Ma il grande protagonista di quest’anno è senza dubbio la possibilità di campeggiare. «Abbiamo questa convenzione con l’area camping Laghi di Lamar perché la manifestazione si svolge all’interno un’area protetta, dove non si può campeggiare. Trento è una città piccola, fa già un grande sforzo per sostenere quattro giorni di un festival di questa portata: non volevamo abusare del supporto degli abitanti portando anche un campeggio con tante persone all’interno della città. d’altronde, deve pur sempre rimanere una manifestazione sostenibile e a misura della città. Il camping è a 15 minuti dal Doss e anche grazie alla collaborazione con l’APT di Trento [ente turistico locale, ndr] siamo riusciti a mettere a disposizioni navette gratuite che faranno da spola tra il camping, la stazione e l’ingresso del festival».
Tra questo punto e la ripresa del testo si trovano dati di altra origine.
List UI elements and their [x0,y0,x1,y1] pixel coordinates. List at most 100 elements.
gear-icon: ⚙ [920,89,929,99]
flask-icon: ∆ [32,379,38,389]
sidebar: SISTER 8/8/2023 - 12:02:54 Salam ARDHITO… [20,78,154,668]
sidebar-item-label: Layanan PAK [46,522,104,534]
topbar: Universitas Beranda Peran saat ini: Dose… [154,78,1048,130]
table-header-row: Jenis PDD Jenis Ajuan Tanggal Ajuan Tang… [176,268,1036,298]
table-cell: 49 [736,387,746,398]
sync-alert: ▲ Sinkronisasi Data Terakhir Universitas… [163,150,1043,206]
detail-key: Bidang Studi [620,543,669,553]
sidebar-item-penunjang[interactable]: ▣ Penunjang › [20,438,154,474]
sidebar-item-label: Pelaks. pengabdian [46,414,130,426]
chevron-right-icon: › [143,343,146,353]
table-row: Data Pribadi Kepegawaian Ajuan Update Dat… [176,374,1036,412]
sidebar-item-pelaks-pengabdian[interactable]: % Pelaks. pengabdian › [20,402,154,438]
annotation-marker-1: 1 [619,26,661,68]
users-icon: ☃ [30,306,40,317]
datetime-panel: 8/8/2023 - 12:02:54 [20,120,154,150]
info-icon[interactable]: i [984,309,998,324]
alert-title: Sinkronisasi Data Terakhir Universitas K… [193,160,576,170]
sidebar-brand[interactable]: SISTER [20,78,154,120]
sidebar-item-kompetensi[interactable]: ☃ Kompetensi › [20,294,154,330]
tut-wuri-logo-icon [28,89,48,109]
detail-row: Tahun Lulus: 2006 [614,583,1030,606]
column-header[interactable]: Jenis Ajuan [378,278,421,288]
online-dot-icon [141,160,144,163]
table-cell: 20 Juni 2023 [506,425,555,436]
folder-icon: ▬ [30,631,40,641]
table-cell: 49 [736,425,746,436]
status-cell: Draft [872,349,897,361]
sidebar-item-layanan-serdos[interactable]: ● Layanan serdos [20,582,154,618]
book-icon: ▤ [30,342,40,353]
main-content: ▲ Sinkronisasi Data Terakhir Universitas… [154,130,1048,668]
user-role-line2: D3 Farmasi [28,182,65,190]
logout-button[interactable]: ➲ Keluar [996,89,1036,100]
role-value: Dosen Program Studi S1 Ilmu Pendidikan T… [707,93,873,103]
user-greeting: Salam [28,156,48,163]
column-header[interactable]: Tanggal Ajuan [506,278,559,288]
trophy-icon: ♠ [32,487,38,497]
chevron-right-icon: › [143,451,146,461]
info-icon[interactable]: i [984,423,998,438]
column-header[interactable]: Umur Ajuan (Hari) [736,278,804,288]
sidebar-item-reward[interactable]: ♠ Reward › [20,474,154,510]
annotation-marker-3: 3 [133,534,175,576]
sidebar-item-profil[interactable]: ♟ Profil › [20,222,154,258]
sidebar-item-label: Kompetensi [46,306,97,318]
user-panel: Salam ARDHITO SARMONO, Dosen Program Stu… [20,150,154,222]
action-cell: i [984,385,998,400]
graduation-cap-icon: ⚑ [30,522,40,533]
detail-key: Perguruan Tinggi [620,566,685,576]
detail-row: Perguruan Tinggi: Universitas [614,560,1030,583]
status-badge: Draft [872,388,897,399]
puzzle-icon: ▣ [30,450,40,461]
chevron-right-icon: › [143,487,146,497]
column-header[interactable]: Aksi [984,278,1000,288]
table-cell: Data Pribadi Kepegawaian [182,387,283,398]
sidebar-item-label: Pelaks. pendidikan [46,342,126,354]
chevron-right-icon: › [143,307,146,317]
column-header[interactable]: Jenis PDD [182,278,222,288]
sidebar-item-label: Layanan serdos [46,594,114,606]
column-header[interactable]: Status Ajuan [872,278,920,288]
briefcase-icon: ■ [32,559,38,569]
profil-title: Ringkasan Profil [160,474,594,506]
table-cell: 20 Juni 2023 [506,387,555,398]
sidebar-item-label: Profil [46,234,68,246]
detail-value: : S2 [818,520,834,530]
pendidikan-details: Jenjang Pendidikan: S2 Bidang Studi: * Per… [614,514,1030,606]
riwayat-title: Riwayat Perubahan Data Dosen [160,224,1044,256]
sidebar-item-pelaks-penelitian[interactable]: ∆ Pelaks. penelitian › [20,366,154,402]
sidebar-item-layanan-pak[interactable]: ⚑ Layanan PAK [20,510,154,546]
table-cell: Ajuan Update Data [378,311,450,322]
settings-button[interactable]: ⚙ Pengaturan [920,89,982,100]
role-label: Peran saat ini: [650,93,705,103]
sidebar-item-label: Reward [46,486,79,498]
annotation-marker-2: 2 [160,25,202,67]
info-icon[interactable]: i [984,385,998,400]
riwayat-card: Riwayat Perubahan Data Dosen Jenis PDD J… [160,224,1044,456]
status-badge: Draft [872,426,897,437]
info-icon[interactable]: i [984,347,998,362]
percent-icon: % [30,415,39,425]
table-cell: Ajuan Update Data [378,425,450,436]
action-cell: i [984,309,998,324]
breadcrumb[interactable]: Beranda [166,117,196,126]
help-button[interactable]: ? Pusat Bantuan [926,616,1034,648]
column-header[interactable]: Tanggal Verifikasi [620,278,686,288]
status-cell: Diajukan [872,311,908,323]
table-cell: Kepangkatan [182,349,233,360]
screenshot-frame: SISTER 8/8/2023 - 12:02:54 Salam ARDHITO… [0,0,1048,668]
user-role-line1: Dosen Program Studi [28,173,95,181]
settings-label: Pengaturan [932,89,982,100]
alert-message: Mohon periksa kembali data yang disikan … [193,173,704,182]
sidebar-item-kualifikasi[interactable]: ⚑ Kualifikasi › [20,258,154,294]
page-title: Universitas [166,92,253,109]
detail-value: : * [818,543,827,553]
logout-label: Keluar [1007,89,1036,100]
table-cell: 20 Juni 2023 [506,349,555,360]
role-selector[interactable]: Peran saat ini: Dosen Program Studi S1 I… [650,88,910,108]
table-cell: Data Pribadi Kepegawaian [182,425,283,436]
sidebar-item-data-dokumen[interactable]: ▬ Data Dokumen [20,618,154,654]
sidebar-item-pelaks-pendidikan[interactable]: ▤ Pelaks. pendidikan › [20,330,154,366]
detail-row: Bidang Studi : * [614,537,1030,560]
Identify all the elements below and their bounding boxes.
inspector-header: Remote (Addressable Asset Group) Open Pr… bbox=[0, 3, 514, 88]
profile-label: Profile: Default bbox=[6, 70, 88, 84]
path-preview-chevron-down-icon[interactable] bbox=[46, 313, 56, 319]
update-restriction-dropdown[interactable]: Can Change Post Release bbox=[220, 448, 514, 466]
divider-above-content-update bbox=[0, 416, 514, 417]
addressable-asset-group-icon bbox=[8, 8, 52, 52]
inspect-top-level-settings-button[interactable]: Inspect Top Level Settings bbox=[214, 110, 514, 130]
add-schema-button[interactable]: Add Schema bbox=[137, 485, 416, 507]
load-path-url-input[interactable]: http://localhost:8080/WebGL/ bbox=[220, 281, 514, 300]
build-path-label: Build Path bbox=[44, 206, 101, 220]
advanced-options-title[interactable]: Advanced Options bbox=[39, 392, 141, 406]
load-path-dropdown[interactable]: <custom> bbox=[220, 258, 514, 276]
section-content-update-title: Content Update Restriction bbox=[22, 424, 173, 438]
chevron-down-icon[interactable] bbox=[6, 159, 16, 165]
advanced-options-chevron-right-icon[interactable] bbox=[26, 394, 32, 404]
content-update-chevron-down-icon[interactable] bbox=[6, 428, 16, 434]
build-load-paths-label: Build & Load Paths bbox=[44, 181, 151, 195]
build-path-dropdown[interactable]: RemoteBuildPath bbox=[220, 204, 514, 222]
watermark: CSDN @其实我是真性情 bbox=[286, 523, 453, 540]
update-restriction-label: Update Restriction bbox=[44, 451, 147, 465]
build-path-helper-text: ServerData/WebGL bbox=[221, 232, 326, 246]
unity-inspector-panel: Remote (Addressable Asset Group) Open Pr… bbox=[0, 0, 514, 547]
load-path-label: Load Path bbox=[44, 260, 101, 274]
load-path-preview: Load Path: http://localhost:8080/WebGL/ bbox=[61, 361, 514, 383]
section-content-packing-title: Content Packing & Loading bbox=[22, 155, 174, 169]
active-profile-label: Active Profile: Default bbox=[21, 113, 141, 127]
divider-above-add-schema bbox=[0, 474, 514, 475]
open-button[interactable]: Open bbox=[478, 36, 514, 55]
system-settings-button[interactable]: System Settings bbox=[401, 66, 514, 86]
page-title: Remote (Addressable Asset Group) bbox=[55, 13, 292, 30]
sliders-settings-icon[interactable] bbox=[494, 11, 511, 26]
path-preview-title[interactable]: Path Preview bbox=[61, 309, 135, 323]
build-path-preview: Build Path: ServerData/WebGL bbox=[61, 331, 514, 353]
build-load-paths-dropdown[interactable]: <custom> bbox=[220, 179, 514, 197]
Parola d’ordine, quindi, sostenibilità. Un aspetto cui gli organizzatori di Poplar tengono molto. «Al Doss si accede tramite una passeggiata immersi nella natura, un itinerario che è parte dell’esperienza immersiva: si conoscono persone nuove, ci si prepara alle attività del festival, è un assaggio dell’atmosfera che si respirerà poi di sopra. Se ci sono richieste specifiche, cerchiamo di tutelare tutte le necessità. Ed è per questo che invitiamo le persone ad arrivare in bus o in treno, anche perché l’ingresso del festival è a dieci minuti a piedi dalla stazione dei treni e a neanche cinque da quella delle corriere. In questo senso, possiamo dire che l’evento ha incentivato tantissimo il turismo sostenibile. Poi, ovviamente, abbiamo abolito la plastica, usiamo solo bicchieri riutilizzabili, forniamo l’acqua gratis e abbiamo messo in piedi tanti altri piccoli accorgimenti che poi tanto piccoli, forse, non sono».